Objective of Risk Structure Compensation (RSA):
- Reduce incentives for risk selection by health insurance providers.
- Ensure adequate funding allocation for healthcare needs.
- Foster competition based on quality and efficiency.
- Equitably distribute financial resources among health insurance providers.
Calculation of Contribution Requirements:
- Normative costs (standardized service expenditures) determine the contribution requirements for each health insurance provider.
Independent Variables:
- Assignment of Insured Individuals to Risk Groups:
- Assignments for an insured individual depend on:
- Age
- Gender
- Receipt of a disability pension
- Use of cost reimbursement instead of benefits in kind
- Entitlement to sickness benefits
- Morbidity
- There are five types of risk groups:
- Age-Gender Groups (AGGs, a total of 40)

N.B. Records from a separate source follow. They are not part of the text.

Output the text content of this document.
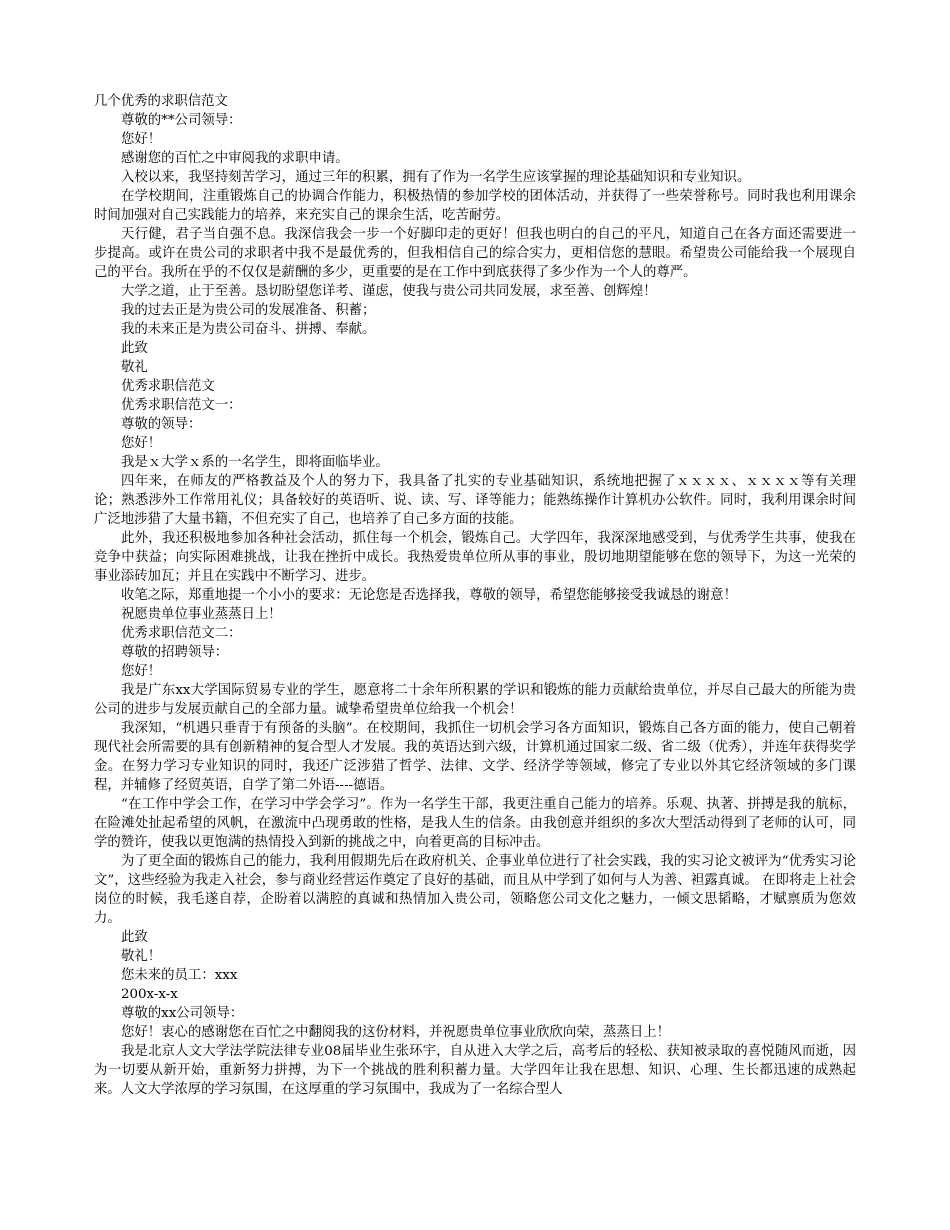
几个优秀的求职信范文

尊敬的**公司领导：

您好！

感谢您的百忙之中审阅我的求职申请。

入校以来，我坚持刻苦学习，通过三年的积累，拥有了作为一名学生应该掌握的理论基础知识和专业知识。

在学校期间，注重锻炼自己的协调合作能力，积极热情的参加学校的团体活动，并获得了一些荣誉称号。同时我也利用课余时间加强对自己实践能力的培养，来充实自己的课余生活，吃苦耐劳。

天行健，君子当自强不息。我深信我会一步一个好脚印走的更好！但我也明白的自己的平凡，知道自己在各方面还需要进一步提高。或许在贵公司的求职者中我不是最优秀的，但我相信自己的综合实力，更相信您的慧眼。希望贵公司能给我一个展现自己的平台。我所在乎的不仅仅是薪酬的多少，更重要的是在工作中到底获得了多少作为一个人的尊严。

大学之道，止于至善。恳切盼望您详考、谨虑，使我与贵公司共同发展，求至善、创辉煌！

我的过去正是为贵公司的发展准备、积蓄；

我的未来正是为贵公司奋斗、拼搏、奉献。

此致

敬礼

优秀求职信范文

优秀求职信范文一：

尊敬的领导：

您好！

我是ｘ大学ｘ系的一名学生，即将面临毕业。

四年来，在师友的严格教益及个人的努力下，我具备了扎实的专业基础知识，系统地把握了ｘｘｘｘ、ｘｘｘｘ等有关理论；熟悉涉外工作常用礼仪；具备较好的英语听、说、读、写、译等能力；能熟练操作计算机办公软件。同时，我利用课余时间广泛地涉猎了大量书籍，不但充实了自己，也培养了自己多方面的技能。

此外，我还积极地参加各种社会活动，抓住每一个机会，锻炼自己。大学四年，我深深地感受到，与优秀学生共事，使我在竞争中获益；向实际困难挑战，让我在挫折中成长。我热爱贵单位所从事的事业，殷切地期望能够在您的领导下，为这一光荣的事业添砖加瓦；并且在实践中不断学习、进步。

收笔之际，郑重地提一个小小的要求：无论您是否选择我，尊敬的领导，希望您能够接受我诚恳的谢意！

祝愿贵单位事业蒸蒸日上！

优秀求职信范文二：

尊敬的招聘领导：

您好！

我是广东xx大学国际贸易专业的学生，愿意将二十余年所积累的学识和锻炼的能力贡献给贵单位，并尽自己最大的所能为贵公司的进步与发展贡献自己的全部力量。诚挚希望贵单位给我一个机会！

我深知，“机遇只垂青于有预备的头脑”。在校期间，我抓住一切机会学习各方面知识，锻炼自己各方面的能力，使自己朝着现代社会所需要的具有创新精神的复合型人才发展。我的英语达到六级，计算机通过国家二级、省二级（优秀），并连年获得奖学金。在努力学习专业知识的同时，我还广泛涉猎了哲学、法律、文学、经济学等领域，修完了专业以外其它经济领域的多门课程，并辅修了经贸英语，自学了第二外语----德语。

“在工作中学会工作，在学习中学会学习”。作为一名学生干部，我更注重自己能力的培养。乐观、执著、拼搏是我的航标，在险滩处扯起希望的风帆，在激流中凸现勇敢的性格，是我人生的信条。由我创意并组织的多次大型活动得到了老师的认可，同学的赞许，使我以更饱满的热情投入到新的挑战之中，向着更高的目标冲击。

为了更全面的锻炼自己的能力，我利用假期先后在政府机关、企事业单位进行了社会实践，我的实习论文被评为“优秀实习论文”，这些经验为我走入社会，参与商业经营运作奠定了良好的基础，而且从中学到了如何与人为善、袒露真诚。 在即将走上社会岗位的时候，我毛遂自荐，企盼着以满腔的真诚和热情加入贵公司，领略您公司文化之魅力，一倾文思韬略，才赋禀质为您效力。

此致

敬礼！

您未来的员工：xxx

200x-x-x

尊敬的xx公司领导：

您好！衷心的感谢您在百忙之中翻阅我的这份材料，并祝愿贵单位事业欣欣向荣，蒸蒸日上！

我是北京人文大学法学院法律专业08届毕业生张环宇，自从进入大学之后，高考后的轻松、获知被录取的喜悦随风而逝，因为一切要从新开始，重新努力拼搏，为下一个挑战的胜利积蓄力量。大学四年让我在思想、知识、心理、生长都迅速的成熟起来。人文大学浓厚的学习氛围，在这厚重的学习氛围中，我成为了一名综合型人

- Disability Groups (EMGs)
- Hierarchical Morbidity Groups (HMGs)
- Cost Reimbursement Groups (KEGs)
- Overseas Age-Gender Groups (AusAGGs)
- Assignments for an insured individual depend on:
- Assignment of Insured Individuals to Risk Groups:
Regression Methodology for Standardized Service Expenditures:
- Regression analysis is employed to determine standardized service expenditures, excluding sickness benefits and expenditures for overseas insurers.
- Initial data preparation involves collating reported data and creating a regression dataset for analysis.
- Data from individuals who switch health insurance providers within the fiscal year are merged into a single dataset using a predefined classification algorithm to assign risk groups.
- Overseas-insured individuals (those residing abroad for 183 days or more in the previous year) are excluded from the analysis to maintain data consistency.
- The regression model considers individual service expenditures reported in category 700 and excludes health insurance providers with significantly deviating expenditures, minimizing calculation biases.
- Total service expenditures (excluding sickness benefits) are divided by the reported insured days to derive a per-day expenditure value.
- A weighted least squares regression, without a regression constant, is performed using insured days as regression weights and risk group classifications (AGGs, EMGs, HMGs, KEGs, AusAGGs) as independent variables.
- Regression refinement occurs when negative cost estimations or hierarchy violations are identified. Negative estimations are adjusted to zero, and hierarchy violations are rectified to maintain model integrity.
- Regression coefficients represent standardized service expenditures for each risk group, indicating the average additional costs per day incurred by individuals with specific risk attributes.
- Prospective risk groups (EMGs, HMGs, KEGs) reflect expected additional costs per day for the fiscal year, considering information from the previous year.
- Regression coefficients account for the absence of allocations via the basic lump sum. Weighting factors are derived from cost estimations to calculate risk-adjusted additions or deductions to the lump sum in subsequent allocation processes.
This comprehensive regression methodology ensures accurate determination of standardized service expenditures, supporting equitable resource distribution and risk adjustment within the Risk Structure Compensation framework.